In Manhattan, everyone is confronting everyone else, and the dialogue during these arguments is stiff and generally ridiculous. Adam Horowitz and Ed Kitsis don’t have great explanations behind why Baelfire would stay away from Emma or why Emma would keep the identity of Henry’s father a secret, so there’s a lot of yelling followed by generalized responses. Emma yells at Baelfire for knowing about her past and not reaching out to her, Baelfire yells at Rumpelstiltskin for abandoning him, Henry yells at Emma for lying about his father, and Rumpelstiltskin yells at Emma when she tries to lie to him about his son’s escape.

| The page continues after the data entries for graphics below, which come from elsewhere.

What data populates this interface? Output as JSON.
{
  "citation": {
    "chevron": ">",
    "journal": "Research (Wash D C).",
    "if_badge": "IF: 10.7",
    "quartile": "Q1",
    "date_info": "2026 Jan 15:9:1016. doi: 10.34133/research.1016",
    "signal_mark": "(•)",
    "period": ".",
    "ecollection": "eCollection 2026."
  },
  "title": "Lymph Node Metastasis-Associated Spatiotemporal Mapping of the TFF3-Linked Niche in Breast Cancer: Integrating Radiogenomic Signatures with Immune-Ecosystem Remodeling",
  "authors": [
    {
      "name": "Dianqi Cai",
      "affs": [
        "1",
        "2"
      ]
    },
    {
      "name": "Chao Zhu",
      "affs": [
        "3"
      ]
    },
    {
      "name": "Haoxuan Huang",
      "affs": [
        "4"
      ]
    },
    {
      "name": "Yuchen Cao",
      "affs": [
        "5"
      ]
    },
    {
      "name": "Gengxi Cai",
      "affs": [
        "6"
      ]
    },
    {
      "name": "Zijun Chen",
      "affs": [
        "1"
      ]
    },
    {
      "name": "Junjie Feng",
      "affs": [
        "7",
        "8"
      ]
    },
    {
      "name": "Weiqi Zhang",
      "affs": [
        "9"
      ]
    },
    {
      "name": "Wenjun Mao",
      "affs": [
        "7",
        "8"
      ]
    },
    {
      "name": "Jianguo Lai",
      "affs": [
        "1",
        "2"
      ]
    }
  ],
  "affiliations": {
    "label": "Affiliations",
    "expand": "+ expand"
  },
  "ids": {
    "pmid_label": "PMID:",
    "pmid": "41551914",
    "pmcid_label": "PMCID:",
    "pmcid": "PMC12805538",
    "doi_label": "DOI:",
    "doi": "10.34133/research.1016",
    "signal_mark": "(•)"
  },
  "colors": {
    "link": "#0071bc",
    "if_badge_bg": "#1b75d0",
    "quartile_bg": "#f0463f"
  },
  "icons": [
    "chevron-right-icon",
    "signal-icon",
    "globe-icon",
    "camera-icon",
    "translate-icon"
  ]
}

Baelfire and Emma have very similar back-stories, which is an intentional parallel, but Baelfire’s angry confrontation with his dad covers the same ground as Emma’s freakouts with her parents earlier in the season. It’s repetitive, and this show doesn’t do things well enough the first time to merit doing them again. While Henry’s the most insufferable, Rumpelstiltskin is the most clueless of the bunch, and he tries to convince his son to come to Storybrooke so that he can use magic to either turn him into a 14-year-old or erase his bad memories. That’s the kind of crazy shit that made him hate you in the first place, Rumpel.


Stray observations:

  • Thank god Regina ran her mom to the nearest Ann Taylor for some new clothes. That evil witch queen look won’t fly in New England.
  • Ever since she used a dreamcatcher to read Pongo’s mind to find out who killed Jiminy Cricket, Emma has a soft spot for those Native American tchotchkes.
  • Fire escape green screen effects provided by Tommy Wiseau.
  • This week’s horrible child comic relief moment: “Maybe you should’ve said FedEx.”
  • Charming: “So Rumpelstiltskin is Henry’s grandfather.” Snow: “Apparently.” Charming: “But I’m his grandfather.” Snow: “You can have more than one.”
  • “It’s a good thing we don’t have Thanksgiving in our land because that dinner would suck.”